Carol Castro detalha luta contra fibromialgia e desabafa sobre sintomas confundidos com sinusite

Por Marcela 26 de Fevereiro de 2026 👁️ 0 visualizações 💬 0 comentários
Carol Castro detalha luta contra fibromialgia e desabafa sobre sintomas confundidos com sinusite

A atriz Carol Castro, de 41 anos, emocionou o público do programa ‘Encontro com Patrícia Poeta’ nesta quinta-feira (26) ao detalhar seu diagnóstico de fibromialgia. Durante a conversa, a artista, que interpreta Clarice na novela ‘Garota do Momento’, explicou a dificuldade de identificar a doença e como os sintomas eram confundidos com outros problemas de saúde.

O desafio do diagnóstico por exclusão

Carol relatou que a descoberta da síndrome de dor crônica não foi imediata, passando por diversas investigações médicas antes de chegar à conclusão final. “É muito difícil você chegar a esse diagnóstico de fibromialgia porque não existe um exame específico; é por exclusão. Eu fui fazendo vários exames, várias investigações de saúde, porque já sentia algumas dores… muita dor de cabeça. Inclusive, quando me chamaram para fazer a Clarice [personagem da novela ‘Garota do Momento’], foi muito engraçado, porque eu tenho vivência em duas situações: já perdi a memória momentaneamente quando sofri um acidente de bicicleta aos 16 anos e sei muito bem o que é ter dor de cabeça, enxaqueca, tontura etc.
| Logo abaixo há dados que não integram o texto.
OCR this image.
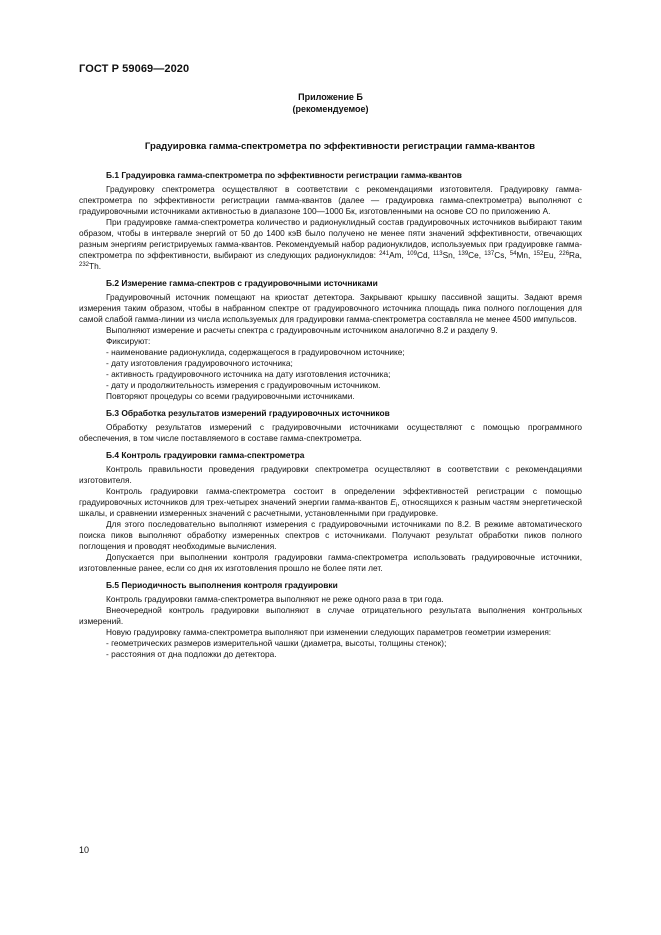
ГОСТ Р 59069—2020
Приложение Б
(рекомендуемое)
Градуировка гамма-спектрометра по эффективности регистрации гамма-квантов
Б.1 Градуировка гамма-спектрометра по эффективности регистрации гамма-квантов

Градуировку спектрометра осуществляют в соответствии с рекомендациями изготовителя. Градуировку гамма-спектрометра по эффективности регистрации гамма-квантов (далее — градуировка гамма-спектрометра) выполняют с градуировочными источниками активностью в диапазоне 100—1000 Бк, изготовленными на основе СО по приложению А.

При градуировке гамма-спектрометра количество и радионуклидный состав градуировочных источников выбирают таким образом, чтобы в интервале энергий от 50 до 1400 кэВ было получено не менее пяти значений эффективности, отвечающих разным энергиям регистрируемых гамма-квантов. Рекомендуемый набор радионуклидов, используемых при градуировке гамма-спектрометра по эффективности, выбирают из следующих радионуклидов: $^{241}$Am, $^{109}$Cd, $^{113}$Sn, $^{139}$Ce, $^{137}$Cs, $^{54}$Mn, $^{152}$Eu, $^{226}$Ra, $^{232}$Th.

Б.2 Измерение гамма-спектров с градуировочными источниками

Градуировочный источник помещают на криостат детектора. Закрывают крышку пассивной защиты. Задают время измерения таким образом, чтобы в набранном спектре от градуировочного источника площадь пика полного поглощения для самой слабой гамма-линии из числа используемых для градуировки гамма-спектрометра составляла не менее 4500 импульсов.

Выполняют измерение и расчеты спектра с градуировочным источником аналогично 8.2 и разделу 9.

Фиксируют:

- наименование радионуклида, содержащегося в градуировочном источнике;
- дату изготовления градуировочного источника;
- активность градуировочного источника на дату изготовления источника;
- дату и продолжительность измерения с градуировочным источником.

Повторяют процедуры со всеми градуировочными источниками.

Б.3 Обработка результатов измерений градуировочных источников

Обработку результатов измерений с градуировочными источниками осуществляют с помощью программного обеспечения, в том числе поставляемого в составе гамма-спектрометра.

Б.4 Контроль градуировки гамма-спектрометра

Контроль правильности проведения градуировки спектрометра осуществляют в соответствии с рекомендациями изготовителя.

Контроль градуировки гамма-спектрометра состоит в определении эффективностей регистрации с помощью градуировочных источников для трех-четырех значений энергии гамма-квантов $E_i$, относящихся к разным частям энергетической шкалы, и сравнении измеренных значений с расчетными, установленными при градуировке.

Для этого последовательно выполняют измерения с градуировочными источниками по 8.2. В режиме автоматического поиска пиков выполняют обработку измеренных спектров с источниками. Получают результат обработки пиков полного поглощения и проводят необходимые вычисления.

Допускается при выполнении контроля градуировки гамма-спектрометра использовать градуировочные источники, изготовленные ранее, если со дня их изготовления прошло не более пяти лет.

Б.5 Периодичность выполнения контроля градуировки

Контроль градуировки гамма-спектрометра выполняют не реже одного раза в три года.

Внеочередной контроль градуировки выполняют в случае отрицательного результата выполнения контрольных измерений.

Новую градуировку гамма-спектрометра выполняют при изменении следующих параметров геометрии измерения:

- геометрических размеров измерительной чашки (диаметра, высоты, толщины стенок);
- расстояния от дна подложки до детектора.
10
Então, lido com isso há muitos anos”.

A atriz relembrou que, inicialmente, associava o mal-estar a questões físicas localizadas: “Antigamente, eu achava que era sinusite, porque, em mim, é muito forte na cabeça e no pescoço, e tenho uma Disfunção Temporomandibular (DTM). Aí eu já estava usando placa, enfim, tive a lesão no joelho, meu pai faleceu meses depois, eu estava filmando e vou falar o quanto é importante o trabalho nessas horas. Salva em alguns casos, porque tem pessoas que nem conseguem levantar da cama”, continuou.

Sintomas invisíveis e estresse oxidativo

Além das dores, Carol Castro enfrentou manifestações físicas como manchas na pele e o chamado livedo reticular. Ao buscar ajuda especializada, deparou-se com conceitos novos sobre o impacto do emocional no corpo.

“Que tem muito a ver com isso: estresse, preocupação, falta de sono. E tem livedo reticular, que não tem uma ligação com a fibromialgia especificamente… Aí vai para o exame do toque: o famoso ‘dói aqui’. Tudo doía. É uma síndrome de dor crônica totalmente ligada ao sistema nervoso. É como se o cérebro estivesse o tempo todo em alerta”, enfatizou.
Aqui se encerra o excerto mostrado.